До спортзала, оборудованного в старом угольном складе, добрались быстро. Здание напоминало саманный китайский овин ровно настолько, насколько океанский лайнер напоминает озерную плоскодонку, однако Виктор Афанасьевич поймал себя на каком-то смутном чувстве узнавания. Окна под крышей, сквозь которые льется в зал серый свет пасмурного дня, обширное пространство с белым квадратом татами на полу… точнее, квадратами – татами в зале было несколько, а главное – символ инь-ян на стене – вот что служило поводом к спиридоновскому дежавю.
– Вот здесь мы и тренируемся, – прокомментировал Ощепков, пропуская Спиридонова вперед. – Не бог весть что, конечно, но и того довольно.
– По-моему, совсем неплохо, – откликнулся Виктор Афанасьевич. – Как будете в Москве, я вам свой зал покажу. Условия примерно те же, только и того, что паровое отопление имеется. Зимой-то вы как?

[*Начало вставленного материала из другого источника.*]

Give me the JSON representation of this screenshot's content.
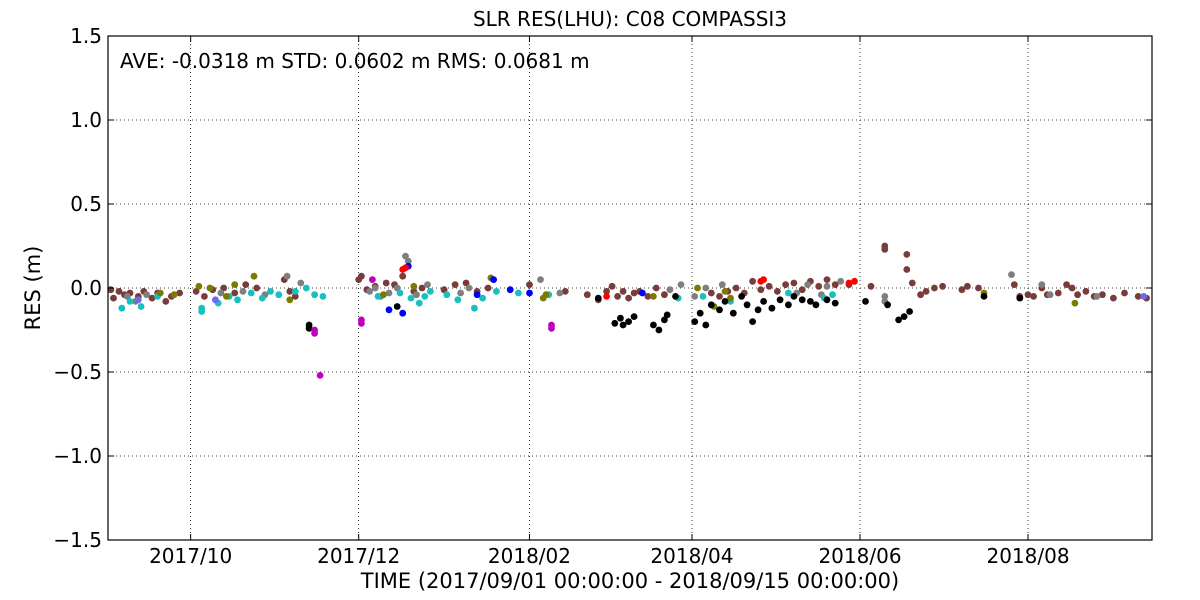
{
  "chart_data": {
    "type": "scatter",
    "title": "SLR RES(LHU): C08 COMPASSI3",
    "stats_text": "AVE: -0.0318 m STD: 0.0602 m RMS: 0.0681 m",
    "xlabel": "TIME  (2017/09/01 00:00:00 - 2018/09/15 00:00:00)",
    "ylabel": "RES (m)",
    "xlim": [
      "2017-09-01",
      "2018-09-15"
    ],
    "ylim": [
      -1.5,
      1.5
    ],
    "x_ticks": [
      {
        "date": "2017-10-01",
        "label": "2017/10"
      },
      {
        "date": "2017-12-01",
        "label": "2017/12"
      },
      {
        "date": "2018-02-01",
        "label": "2018/02"
      },
      {
        "date": "2018-04-01",
        "label": "2018/04"
      },
      {
        "date": "2018-06-01",
        "label": "2018/06"
      },
      {
        "date": "2018-08-01",
        "label": "2018/08"
      }
    ],
    "y_ticks": [
      {
        "value": 1.5,
        "label": "1.5"
      },
      {
        "value": 1.0,
        "label": "1.0"
      },
      {
        "value": 0.5,
        "label": "0.5"
      },
      {
        "value": 0.0,
        "label": "0.0"
      },
      {
        "value": -0.5,
        "label": "−0.5"
      },
      {
        "value": -1.0,
        "label": "−1.0"
      },
      {
        "value": -1.5,
        "label": "−1.5"
      }
    ],
    "grid": true,
    "series": [
      {
        "color": "#7a3b3b",
        "points": [
          [
            "2017-09-02",
            -0.01
          ],
          [
            "2017-09-03",
            -0.06
          ],
          [
            "2017-09-05",
            -0.02
          ],
          [
            "2017-09-07",
            -0.04
          ],
          [
            "2017-09-09",
            -0.03
          ],
          [
            "2017-09-12",
            -0.05
          ],
          [
            "2017-09-14",
            -0.02
          ],
          [
            "2017-09-17",
            -0.06
          ],
          [
            "2017-09-19",
            -0.03
          ],
          [
            "2017-09-22",
            -0.08
          ],
          [
            "2017-09-24",
            -0.05
          ],
          [
            "2017-09-27",
            -0.03
          ],
          [
            "2017-10-03",
            -0.02
          ],
          [
            "2017-10-06",
            -0.05
          ],
          [
            "2017-10-09",
            -0.01
          ],
          [
            "2017-10-13",
            0.0
          ],
          [
            "2017-10-17",
            -0.03
          ],
          [
            "2017-10-21",
            0.02
          ],
          [
            "2017-10-25",
            0.0
          ],
          [
            "2017-11-04",
            0.05
          ],
          [
            "2017-11-06",
            -0.02
          ],
          [
            "2017-11-08",
            -0.05
          ],
          [
            "2017-12-01",
            0.05
          ],
          [
            "2017-12-02",
            0.07
          ],
          [
            "2017-12-04",
            -0.01
          ],
          [
            "2017-12-07",
            0.01
          ],
          [
            "2017-12-11",
            0.03
          ],
          [
            "2017-12-14",
            0.02
          ],
          [
            "2017-12-17",
            0.07
          ],
          [
            "2017-12-21",
            -0.02
          ],
          [
            "2017-12-24",
            0.0
          ],
          [
            "2018-01-01",
            -0.01
          ],
          [
            "2018-01-05",
            0.02
          ],
          [
            "2018-01-09",
            0.03
          ],
          [
            "2018-01-13",
            -0.02
          ],
          [
            "2018-01-17",
            0.0
          ],
          [
            "2018-02-01",
            0.02
          ],
          [
            "2018-02-14",
            -0.02
          ],
          [
            "2018-02-22",
            -0.04
          ],
          [
            "2018-02-26",
            -0.07
          ],
          [
            "2018-03-01",
            -0.02
          ],
          [
            "2018-03-03",
            0.01
          ],
          [
            "2018-03-05",
            -0.05
          ],
          [
            "2018-03-07",
            -0.02
          ],
          [
            "2018-03-09",
            -0.06
          ],
          [
            "2018-03-11",
            -0.03
          ],
          [
            "2018-03-13",
            -0.02
          ],
          [
            "2018-03-16",
            -0.05
          ],
          [
            "2018-03-19",
            0.0
          ],
          [
            "2018-03-22",
            -0.04
          ],
          [
            "2018-04-08",
            -0.03
          ],
          [
            "2018-04-11",
            -0.05
          ],
          [
            "2018-04-14",
            -0.02
          ],
          [
            "2018-04-17",
            0.0
          ],
          [
            "2018-04-20",
            -0.03
          ],
          [
            "2018-04-23",
            0.04
          ],
          [
            "2018-04-26",
            -0.01
          ],
          [
            "2018-04-29",
            0.01
          ],
          [
            "2018-05-02",
            -0.02
          ],
          [
            "2018-05-05",
            0.02
          ],
          [
            "2018-05-08",
            0.03
          ],
          [
            "2018-05-11",
            -0.01
          ],
          [
            "2018-05-14",
            0.04
          ],
          [
            "2018-05-17",
            0.01
          ],
          [
            "2018-05-20",
            0.05
          ],
          [
            "2018-05-23",
            0.02
          ],
          [
            "2018-05-28",
            0.02
          ],
          [
            "2018-06-05",
            0.01
          ],
          [
            "2018-06-10",
            0.25
          ],
          [
            "2018-06-10",
            0.23
          ],
          [
            "2018-06-18",
            0.2
          ],
          [
            "2018-06-18",
            0.11
          ],
          [
            "2018-06-20",
            0.03
          ],
          [
            "2018-06-23",
            -0.04
          ],
          [
            "2018-06-25",
            -0.02
          ],
          [
            "2018-06-28",
            0.0
          ],
          [
            "2018-07-01",
            0.01
          ],
          [
            "2018-07-08",
            -0.01
          ],
          [
            "2018-07-10",
            0.01
          ],
          [
            "2018-07-14",
            0.0
          ],
          [
            "2018-07-27",
            0.02
          ],
          [
            "2018-07-29",
            -0.05
          ],
          [
            "2018-08-01",
            -0.04
          ],
          [
            "2018-08-03",
            -0.05
          ],
          [
            "2018-08-06",
            0.0
          ],
          [
            "2018-08-08",
            -0.04
          ],
          [
            "2018-08-12",
            -0.03
          ],
          [
            "2018-08-15",
            0.02
          ],
          [
            "2018-08-17",
            0.0
          ],
          [
            "2018-08-19",
            -0.04
          ],
          [
            "2018-08-22",
            -0.02
          ],
          [
            "2018-08-25",
            -0.05
          ],
          [
            "2018-08-28",
            -0.04
          ],
          [
            "2018-09-01",
            -0.06
          ],
          [
            "2018-09-05",
            -0.03
          ],
          [
            "2018-09-10",
            -0.05
          ],
          [
            "2018-09-13",
            -0.06
          ]
        ]
      },
      {
        "color": "#7f7f7f",
        "points": [
          [
            "2017-09-08",
            -0.05
          ],
          [
            "2017-09-11",
            -0.08
          ],
          [
            "2017-09-15",
            -0.04
          ],
          [
            "2017-10-12",
            -0.03
          ],
          [
            "2017-10-20",
            -0.02
          ],
          [
            "2017-10-28",
            -0.04
          ],
          [
            "2017-11-05",
            0.07
          ],
          [
            "2017-11-10",
            0.03
          ],
          [
            "2017-12-05",
            -0.02
          ],
          [
            "2017-12-07",
            0.0
          ],
          [
            "2017-12-09",
            -0.05
          ],
          [
            "2017-12-12",
            -0.03
          ],
          [
            "2017-12-15",
            0.0
          ],
          [
            "2017-12-18",
            0.19
          ],
          [
            "2017-12-19",
            0.16
          ],
          [
            "2017-12-22",
            -0.04
          ],
          [
            "2017-12-26",
            0.02
          ],
          [
            "2018-01-07",
            -0.03
          ],
          [
            "2018-01-10",
            0.0
          ],
          [
            "2018-02-05",
            0.05
          ],
          [
            "2018-02-12",
            -0.03
          ],
          [
            "2018-03-24",
            -0.01
          ],
          [
            "2018-03-28",
            0.02
          ],
          [
            "2018-04-02",
            -0.05
          ],
          [
            "2018-04-06",
            0.0
          ],
          [
            "2018-04-12",
            0.02
          ],
          [
            "2018-05-09",
            -0.03
          ],
          [
            "2018-05-13",
            0.02
          ],
          [
            "2018-05-18",
            -0.04
          ],
          [
            "2018-05-20",
            0.01
          ],
          [
            "2018-05-25",
            0.04
          ],
          [
            "2018-06-10",
            -0.05
          ],
          [
            "2018-06-10",
            -0.08
          ],
          [
            "2018-07-26",
            0.08
          ],
          [
            "2018-08-06",
            0.02
          ],
          [
            "2018-08-09",
            -0.04
          ],
          [
            "2018-08-26",
            -0.05
          ]
        ]
      },
      {
        "color": "#17bfbf",
        "points": [
          [
            "2017-09-06",
            -0.12
          ],
          [
            "2017-09-09",
            -0.08
          ],
          [
            "2017-09-13",
            -0.11
          ],
          [
            "2017-09-19",
            -0.05
          ],
          [
            "2017-10-05",
            -0.14
          ],
          [
            "2017-10-05",
            -0.12
          ],
          [
            "2017-10-11",
            -0.09
          ],
          [
            "2017-10-15",
            -0.05
          ],
          [
            "2017-10-18",
            -0.07
          ],
          [
            "2017-10-23",
            -0.03
          ],
          [
            "2017-10-27",
            -0.06
          ],
          [
            "2017-10-30",
            -0.02
          ],
          [
            "2017-11-02",
            -0.04
          ],
          [
            "2017-11-08",
            -0.02
          ],
          [
            "2017-11-12",
            0.0
          ],
          [
            "2017-11-15",
            -0.04
          ],
          [
            "2017-11-18",
            -0.05
          ],
          [
            "2017-12-08",
            -0.05
          ],
          [
            "2017-12-16",
            -0.03
          ],
          [
            "2017-12-20",
            -0.06
          ],
          [
            "2017-12-23",
            -0.09
          ],
          [
            "2017-12-25",
            -0.05
          ],
          [
            "2017-12-27",
            -0.02
          ],
          [
            "2018-01-02",
            -0.04
          ],
          [
            "2018-01-06",
            -0.07
          ],
          [
            "2018-01-12",
            -0.12
          ],
          [
            "2018-01-15",
            -0.06
          ],
          [
            "2018-01-20",
            -0.02
          ],
          [
            "2018-01-28",
            -0.03
          ],
          [
            "2018-02-08",
            -0.04
          ],
          [
            "2018-03-27",
            -0.06
          ],
          [
            "2018-04-05",
            -0.05
          ],
          [
            "2018-04-15",
            -0.08
          ],
          [
            "2018-05-06",
            -0.03
          ],
          [
            "2018-05-19",
            -0.06
          ],
          [
            "2018-05-22",
            -0.04
          ]
        ]
      },
      {
        "color": "#7a7a00",
        "points": [
          [
            "2017-09-20",
            -0.03
          ],
          [
            "2017-09-25",
            -0.04
          ],
          [
            "2017-10-04",
            0.01
          ],
          [
            "2017-10-08",
            0.0
          ],
          [
            "2017-10-14",
            -0.05
          ],
          [
            "2017-10-17",
            0.02
          ],
          [
            "2017-10-24",
            0.07
          ],
          [
            "2017-11-06",
            -0.07
          ],
          [
            "2017-12-10",
            -0.04
          ],
          [
            "2017-12-21",
            0.01
          ],
          [
            "2018-01-18",
            0.06
          ],
          [
            "2018-02-06",
            -0.06
          ],
          [
            "2018-02-07",
            -0.04
          ],
          [
            "2018-03-18",
            -0.05
          ],
          [
            "2018-04-03",
            0.0
          ],
          [
            "2018-04-09",
            -0.11
          ],
          [
            "2018-04-13",
            -0.02
          ],
          [
            "2018-04-15",
            -0.06
          ],
          [
            "2018-07-16",
            -0.03
          ],
          [
            "2018-08-18",
            -0.09
          ]
        ]
      },
      {
        "color": "#000000",
        "points": [
          [
            "2017-11-13",
            -0.22
          ],
          [
            "2017-11-13",
            -0.24
          ],
          [
            "2017-12-15",
            -0.11
          ],
          [
            "2018-02-26",
            -0.06
          ],
          [
            "2018-03-04",
            -0.21
          ],
          [
            "2018-03-06",
            -0.18
          ],
          [
            "2018-03-07",
            -0.22
          ],
          [
            "2018-03-09",
            -0.2
          ],
          [
            "2018-03-11",
            -0.17
          ],
          [
            "2018-03-18",
            -0.22
          ],
          [
            "2018-03-20",
            -0.25
          ],
          [
            "2018-03-22",
            -0.19
          ],
          [
            "2018-03-23",
            -0.16
          ],
          [
            "2018-03-26",
            -0.05
          ],
          [
            "2018-04-02",
            -0.2
          ],
          [
            "2018-04-04",
            -0.15
          ],
          [
            "2018-04-06",
            -0.22
          ],
          [
            "2018-04-08",
            -0.1
          ],
          [
            "2018-04-11",
            -0.13
          ],
          [
            "2018-04-13",
            -0.08
          ],
          [
            "2018-04-16",
            -0.15
          ],
          [
            "2018-04-19",
            -0.05
          ],
          [
            "2018-04-21",
            -0.1
          ],
          [
            "2018-04-23",
            -0.2
          ],
          [
            "2018-04-25",
            -0.13
          ],
          [
            "2018-04-27",
            -0.08
          ],
          [
            "2018-04-30",
            -0.12
          ],
          [
            "2018-05-03",
            -0.07
          ],
          [
            "2018-05-06",
            -0.1
          ],
          [
            "2018-05-08",
            -0.05
          ],
          [
            "2018-05-11",
            -0.07
          ],
          [
            "2018-05-14",
            -0.08
          ],
          [
            "2018-05-16",
            -0.1
          ],
          [
            "2018-05-20",
            -0.07
          ],
          [
            "2018-05-23",
            -0.09
          ],
          [
            "2018-06-03",
            -0.08
          ],
          [
            "2018-06-11",
            -0.1
          ],
          [
            "2018-06-15",
            -0.19
          ],
          [
            "2018-06-17",
            -0.17
          ],
          [
            "2018-06-19",
            -0.14
          ],
          [
            "2018-07-16",
            -0.05
          ],
          [
            "2018-07-29",
            -0.06
          ]
        ]
      },
      {
        "color": "#0000ff",
        "points": [
          [
            "2017-12-12",
            -0.13
          ],
          [
            "2017-12-17",
            -0.15
          ],
          [
            "2017-12-19",
            0.13
          ],
          [
            "2018-01-13",
            -0.04
          ],
          [
            "2018-01-19",
            0.05
          ],
          [
            "2018-01-25",
            -0.01
          ],
          [
            "2018-02-01",
            -0.03
          ],
          [
            "2018-03-14",
            -0.03
          ]
        ]
      },
      {
        "color": "#bf00bf",
        "points": [
          [
            "2017-11-15",
            -0.27
          ],
          [
            "2017-11-15",
            -0.25
          ],
          [
            "2017-11-17",
            -0.52
          ],
          [
            "2017-12-02",
            -0.19
          ],
          [
            "2017-12-02",
            -0.21
          ],
          [
            "2017-12-06",
            0.05
          ],
          [
            "2018-02-09",
            -0.22
          ],
          [
            "2018-02-09",
            -0.24
          ]
        ]
      },
      {
        "color": "#ff0000",
        "points": [
          [
            "2017-12-17",
            0.11
          ],
          [
            "2017-12-18",
            0.12
          ],
          [
            "2018-03-01",
            -0.05
          ],
          [
            "2018-04-26",
            0.04
          ],
          [
            "2018-04-27",
            0.05
          ],
          [
            "2018-05-28",
            0.03
          ],
          [
            "2018-05-30",
            0.04
          ]
        ]
      },
      {
        "color": "#6b6bf0",
        "points": [
          [
            "2017-09-12",
            -0.07
          ],
          [
            "2017-10-10",
            -0.07
          ],
          [
            "2018-09-12",
            -0.05
          ]
        ]
      }
    ]
  }
}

– Мерзнем, что уж тут говорить, ну и тренируемся в ватниках с валенками, – улыбнулся Василий Степанович. – Здесь температура ниже четырех не падает даже в самые лютые морозы.
Фразу про Москву он, похоже, пропустил мимо ушей, а Виктор Афанасьевич ее запустил как пробный шар. И что он узнал? Да ровным счетом ничего. Ощепков был весь округлый, ухватиться не за что. Может быть, в этом и секрет его конспиративных успехов?
– Вот тут у нас раздевалки, – Василий Степанович указал на воздвигнутые в конце зала деревянные выгородки. – Это ребята сами сообразили, есть среди них рукастые, из рабочей молодежи. А мой кабинет наверху. По лестнице надо подняться.
Он остановился у лестницы и сказал со смущением:
– Вы уж простите, Виктор Афанасьевич, но домой к себе я вас пригласить не могу. У Машеньки открытая форма, дом превращен, можно сказать, в лазарет. Меня-то хворь не берет, бог знает почему, а за вас я в ответе: вдруг заразитесь? Да и Маша слаба, не до гостей ей…
Виктор Афанасьевич кивнул:
– Заразиться я не боюсь, а вот больную тревожить и впрямь ни к чему. Побеседуем у вас в кабинете. У нас время-то есть?
Василий Сергеевич посмотрел на часы (какие-то дешевенькие, с тонкими стрелочками и картонным циферблатом в металлическом корпусе):
– Тренировка через два часа с половиной. Вы же останетесь на тренировку? Вы мне еще и поединок обещали.
Виктор Афанасьевич улыбнулся. В словах Ощепкова опять проступило что-то детское; так дети напоминают родителям, что те обещали сводить их в зоосад:
– Я не из тех, кто нарушает обещания. Посмотрим, чему вы учите своих бойцов. Может, что-то и почерпну… Как говорится, век живи, век учись, да все одно помрешь дураком.
– Тогда идемте ко мне, – с детским воодушевлением пригласил Василий Сергеевич и стал подниматься по лестнице. Виктор Афанасьевич следовал за ним.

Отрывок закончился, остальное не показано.